As you plan your young person’s college years, decide on student loan options, and contact colleges, spend a little time thinking about investments.
Investing is something people have a mistaken opinion about. They tend to think that investing is something someone only does when they are middle-aged, have worked about 10 years or more, and have time to save up enough money. But the opposite is exact. There are plenty of young people who have started investing some of their paychecks each month to either an IRA or retirement plan within their workplace.
But you don’t even have to wait until you get a full-time job to start investing. With FinTech apps such as Stockpile.com, Robinhood.com, and Stash.com, you can start investing right away through something called fractional shares.
What are fractional shares?
Fractional shares are parts of a share, for lack of a better term. They are not a full share, which always costs more money than a fractional share. For example, people who invest in a fractional share of a stock might own $5 in iRobot, for example. Every time iRobot makes money during the day on Wall Street, the stockholders will make a few pennies. It’s fun to see your money go up as you can invest more.

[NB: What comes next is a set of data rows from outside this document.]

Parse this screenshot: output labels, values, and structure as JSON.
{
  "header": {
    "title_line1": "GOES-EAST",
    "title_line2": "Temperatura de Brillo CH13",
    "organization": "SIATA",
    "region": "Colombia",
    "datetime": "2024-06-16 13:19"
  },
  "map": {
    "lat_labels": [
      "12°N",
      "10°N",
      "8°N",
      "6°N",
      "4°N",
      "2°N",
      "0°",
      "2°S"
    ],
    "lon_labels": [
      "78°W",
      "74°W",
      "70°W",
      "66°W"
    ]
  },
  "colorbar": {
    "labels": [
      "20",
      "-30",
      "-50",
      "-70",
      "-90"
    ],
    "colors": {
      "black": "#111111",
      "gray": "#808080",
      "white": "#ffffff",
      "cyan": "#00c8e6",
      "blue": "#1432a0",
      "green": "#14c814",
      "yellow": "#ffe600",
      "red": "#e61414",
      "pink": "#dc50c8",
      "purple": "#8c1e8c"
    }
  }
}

I started a while back investing in stocks using the Stockpile app, and I am now making about $3 per day on my stocks alone. That may seem like a small amount, but it adds up to around $90 per month!
Students can invest in fractional shares, too by signing up for an account at any of the investment app sites. Below are some of the most popular ones.
Each of them has their perks, so check them all out and see which one you like best. The economy is in the best shape it has been in years, so now is the time to get into stocks through a gradual approach. Never invest more than you can afford to lose, though. Despite the excellent economic times, the US is experiencing right now, the stock market is unpredictable.